Analysts, however, say the depreciation of the local unit is not surprising due to the continued demand and supply imbalances in the economy.
A latest weekly financial market development report shows that the local unit has depreciated against the dollar, British pound and South African rand, but appreciated against the euro.
The figures show that in the process, the local unit lost K2.89 against the greenback, K51.23 against the British pound and K2.16 against the South African rand.
As of Monday this week, the local currency traded at around K823 against the dollar, according to an RBM daily financial market development report.
In an interview yesterday, market and investment analyst Cosmas Chigwe said the kwacha depreciation was expected to continue as businesses resume.
He said: “As earlier put, the kwacha appreciation was due to reduced demand for foreign currency. We, however, had and continue to have a deficit between supply and demand of foreign exchange and the kwacha is responding to this.
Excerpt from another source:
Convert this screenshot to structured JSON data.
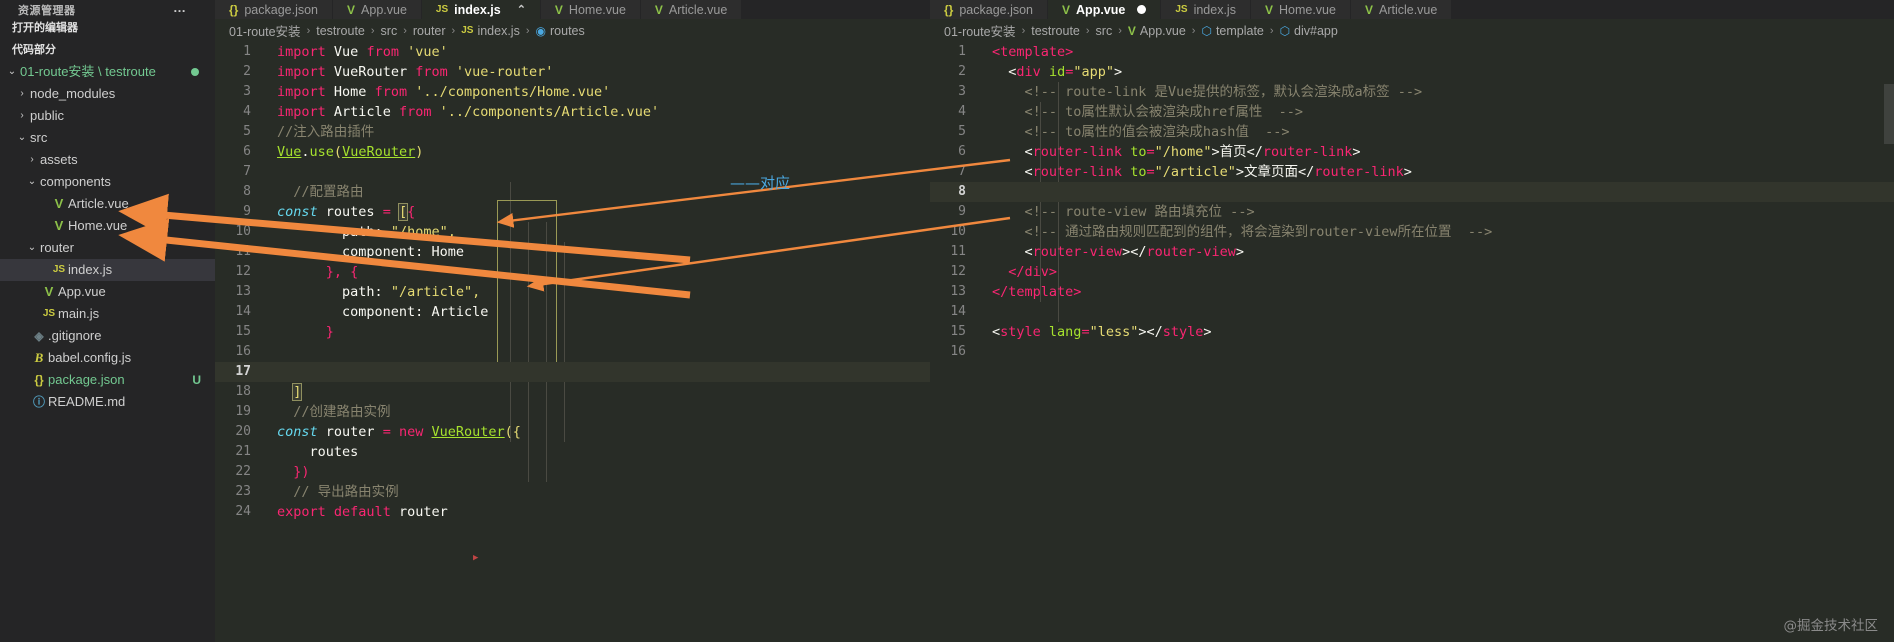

“This would thus continue to put pressure on the kwacha to depreciate.”
Earlier, market and investment analyst Bond Mtembekeza also projected that the country still has a backlog of foreign exchange applications, as such, the kwacha would soon go on a depreciation path.
Bridgepath Capital chief executive officer Emmanuel Chokani indicated that there was no need to read too much into the kwacha appreciation, observing that supply and demand imbalances still persist.
“The structural challenges around the economy are still prevailing as such these could just be short-term fluctuations,” he said.
The kwacha has been sailing in troubled waters for the past year, with figures from the central bank showing that it lost about K7 to the dollar as of November last year.
Analysts attributed the depreciation of the kwacha to the sustained supply and demand imbalances compounded by the reduced trading activity.